Defining Core Practices for MM Teacher Designers

https://drive.google.com/file/d/1y96EzwnSK-pN84fGznwMNUu9h4p5yo-Q/view?usp=sharing

Defining Core Practices for MM Teacher Designers.  In detailing the teachers’ enactments of the MM lessons and reflections on the MM process using several of the lesson episodes, the researcher found four main categories of mathematical modeling core teaching practices that emerged as being central to the success of enacting mathematical modeling in the elementary classroom: a) Questioning practices: Developing student questioning competence; b) Data Practices: Connecting relevant data with formulating the problem and eliciting student thinking about important variables and assumption in a problem situation; c) Modeling Practices: Building a solution that can be communicated to others through uses of records of student work, concrete tools, written and verbal explanations, number sentences and pictorial representations; d) Analytic and Interpretive Practices: Facilitating productive analysis of a model for the purpose of refining the model (See article in press here)

Suh et al., (In press) reported ways in which researchers are collaborating with teacher designers to develop personally relevant and rigorous MM tasks for elementary students.
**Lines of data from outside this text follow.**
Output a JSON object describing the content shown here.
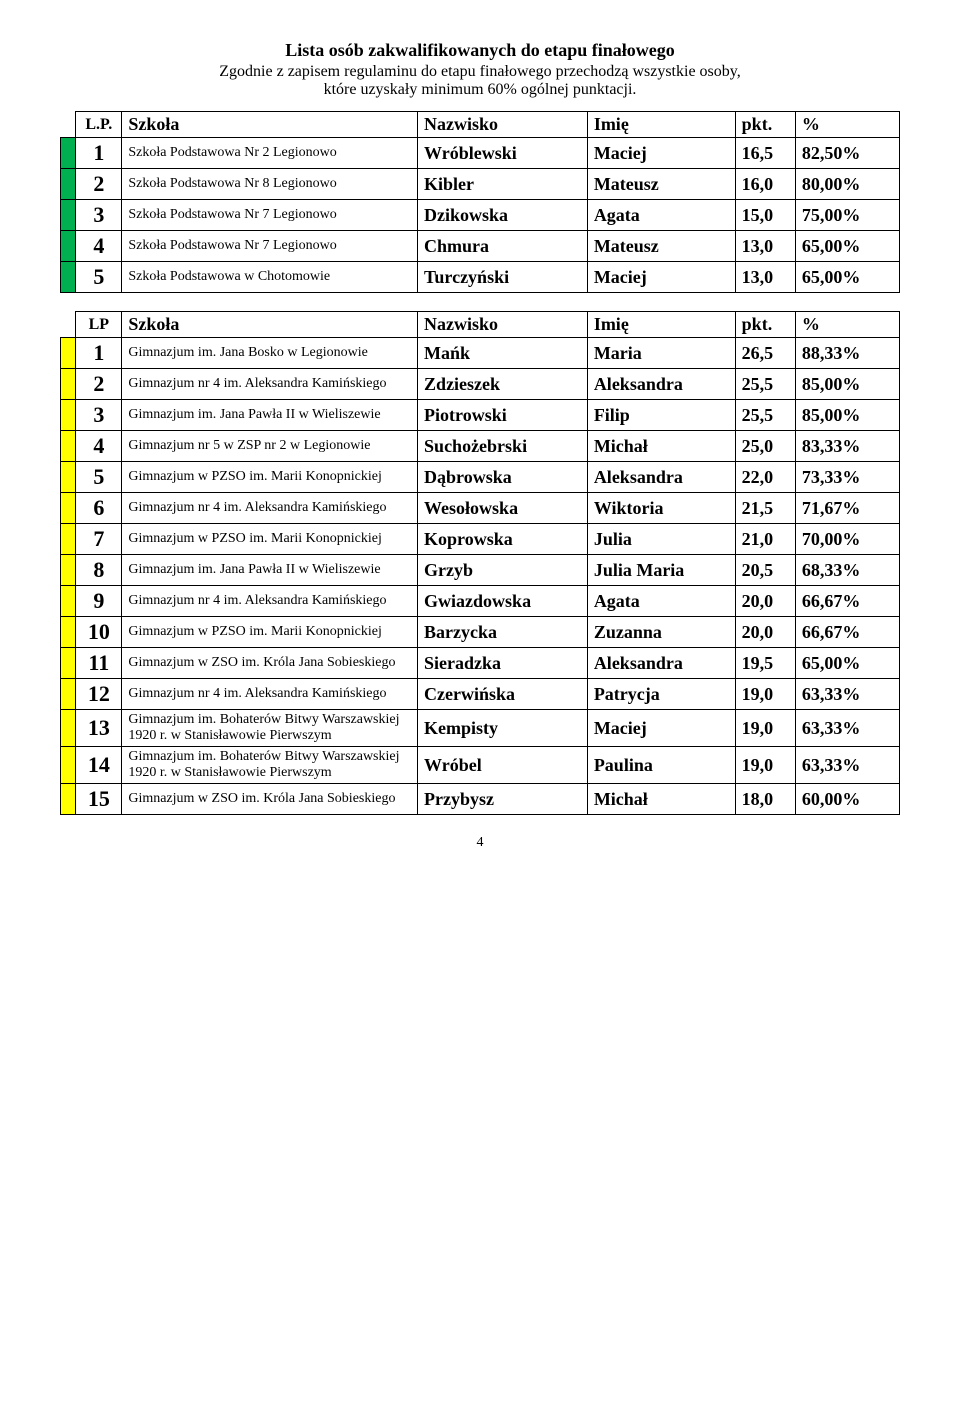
{
  "header": {
    "title": "Lista osób zakwalifikowanych do etapu finałowego",
    "subtitle1": "Zgodnie z zapisem regulaminu do etapu finałowego przechodzą wszystkie osoby,",
    "subtitle2": "które uzyskały minimum 60% ogólnej punktacji."
  },
  "columns": {
    "lp": "L.P.",
    "lp2": "LP",
    "school": "Szkoła",
    "surname": "Nazwisko",
    "name": "Imię",
    "pkt": "pkt.",
    "pct": "%"
  },
  "colors": {
    "green": "#00b050",
    "yellow": "#ffff00"
  },
  "table1": [
    {
      "rank": "1",
      "school": "Szkoła Podstawowa Nr 2 Legionowo",
      "surname": "Wróblewski",
      "name": "Maciej",
      "pkt": "16,5",
      "pct": "82,50%"
    },
    {
      "rank": "2",
      "school": "Szkoła Podstawowa Nr 8 Legionowo",
      "surname": "Kibler",
      "name": "Mateusz",
      "pkt": "16,0",
      "pct": "80,00%"
    },
    {
      "rank": "3",
      "school": "Szkoła Podstawowa Nr 7 Legionowo",
      "surname": "Dzikowska",
      "name": "Agata",
      "pkt": "15,0",
      "pct": "75,00%"
    },
    {
      "rank": "4",
      "school": "Szkoła Podstawowa Nr 7 Legionowo",
      "surname": "Chmura",
      "name": "Mateusz",
      "pkt": "13,0",
      "pct": "65,00%"
    },
    {
      "rank": "5",
      "school": "Szkoła Podstawowa w Chotomowie",
      "surname": "Turczyński",
      "name": "Maciej",
      "pkt": "13,0",
      "pct": "65,00%"
    }
  ],
  "table2": [
    {
      "rank": "1",
      "school": "Gimnazjum im. Jana Bosko w Legionowie",
      "surname": "Mańk",
      "name": "Maria",
      "pkt": "26,5",
      "pct": "88,33%"
    },
    {
      "rank": "2",
      "school": "Gimnazjum nr 4 im. Aleksandra Kamińskiego",
      "surname": "Zdzieszek",
      "name": "Aleksandra",
      "pkt": "25,5",
      "pct": "85,00%"
    },
    {
      "rank": "3",
      "school": "Gimnazjum im. Jana Pawła II w Wieliszewie",
      "surname": "Piotrowski",
      "name": "Filip",
      "pkt": "25,5",
      "pct": "85,00%"
    },
    {
      "rank": "4",
      "school": "Gimnazjum nr 5 w ZSP nr 2 w Legionowie",
      "surname": "Suchożebrski",
      "name": "Michał",
      "pkt": "25,0",
      "pct": "83,33%"
    },
    {
      "rank": "5",
      "school": "Gimnazjum w PZSO im. Marii Konopnickiej",
      "surname": "Dąbrowska",
      "name": "Aleksandra",
      "pkt": "22,0",
      "pct": "73,33%"
    },
    {
      "rank": "6",
      "school": "Gimnazjum nr 4 im. Aleksandra Kamińskiego",
      "surname": "Wesołowska",
      "name": "Wiktoria",
      "pkt": "21,5",
      "pct": "71,67%"
    },
    {
      "rank": "7",
      "school": "Gimnazjum w PZSO im. Marii Konopnickiej",
      "surname": "Koprowska",
      "name": "Julia",
      "pkt": "21,0",
      "pct": "70,00%"
    },
    {
      "rank": "8",
      "school": "Gimnazjum im. Jana Pawła II w Wieliszewie",
      "surname": "Grzyb",
      "name": "Julia Maria",
      "pkt": "20,5",
      "pct": "68,33%"
    },
    {
      "rank": "9",
      "school": "Gimnazjum nr 4 im. Aleksandra Kamińskiego",
      "surname": "Gwiazdowska",
      "name": "Agata",
      "pkt": "20,0",
      "pct": "66,67%"
    },
    {
      "rank": "10",
      "school": "Gimnazjum w PZSO im. Marii Konopnickiej",
      "surname": "Barzycka",
      "name": "Zuzanna",
      "pkt": "20,0",
      "pct": "66,67%"
    },
    {
      "rank": "11",
      "school": "Gimnazjum w ZSO im. Króla Jana Sobieskiego",
      "surname": "Sieradzka",
      "name": "Aleksandra",
      "pkt": "19,5",
      "pct": "65,00%"
    },
    {
      "rank": "12",
      "school": "Gimnazjum nr 4 im. Aleksandra Kamińskiego",
      "surname": "Czerwińska",
      "name": "Patrycja",
      "pkt": "19,0",
      "pct": "63,33%"
    },
    {
      "rank": "13",
      "school": "Gimnazjum im. Bohaterów Bitwy Warszawskiej 1920 r. w Stanisławowie Pierwszym",
      "surname": "Kempisty",
      "name": "Maciej",
      "pkt": "19,0",
      "pct": "63,33%"
    },
    {
      "rank": "14",
      "school": "Gimnazjum im. Bohaterów Bitwy Warszawskiej 1920 r. w Stanisławowie Pierwszym",
      "surname": "Wróbel",
      "name": "Paulina",
      "pkt": "19,0",
      "pct": "63,33%"
    },
    {
      "rank": "15",
      "school": "Gimnazjum w ZSO im. Króla Jana Sobieskiego",
      "surname": "Przybysz",
      "name": "Michał",
      "pkt": "18,0",
      "pct": "60,00%"
    }
  ],
  "page_number": "4"
}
These design skills include : 1) Leveraging problem posing routines: When posing a MM problem, teacher-designers adopted instructional routines for problem posing and worked on developing teacher and student questioning competence; 2) Connecting familiar context that engages students: Teachers, as designers, looked for situational features that warranted mathematizing and searched for contexts that were relevant and important to support students engagement in modeling. In addition, teachers elicited students to think about how their solution was shareable, reuseable, or generalizable, in order to evaluate whether a systematic model was created; 3) Connecting context with content: Teachers connected the need for mathematics in a modeling task with the curricular objectives of their grade level; 4) Considering categories of MM tasks: The modeling tasks tended to fall into four general categories where a mathematical solution or model could be used to describe, predict, optimize, and make decisions about real world situations.  

  • Descriptive Modeling- Using math to describe, represent and analyze a situation or a phenomenon.
  • Optimization Modeling -Using data to find the “best” by optimizing or in some cases minimizing some variable(i.e., cost, space)  in a situation.
  • Rating and ranking- Using a criteria where one assigns weights or mathematical measures as a way to rate and rank options to make decisions.
  • Predictive Modeling- Using trends and data analysis to predict an outcome or use patterns (data analysis and algebra) to predict a situation and make decisions. In some tasks, probability and statistical modeling is used to search for patterns in data to explain a phenomenon (i.e., scientific phenomenon used in STEM contexts).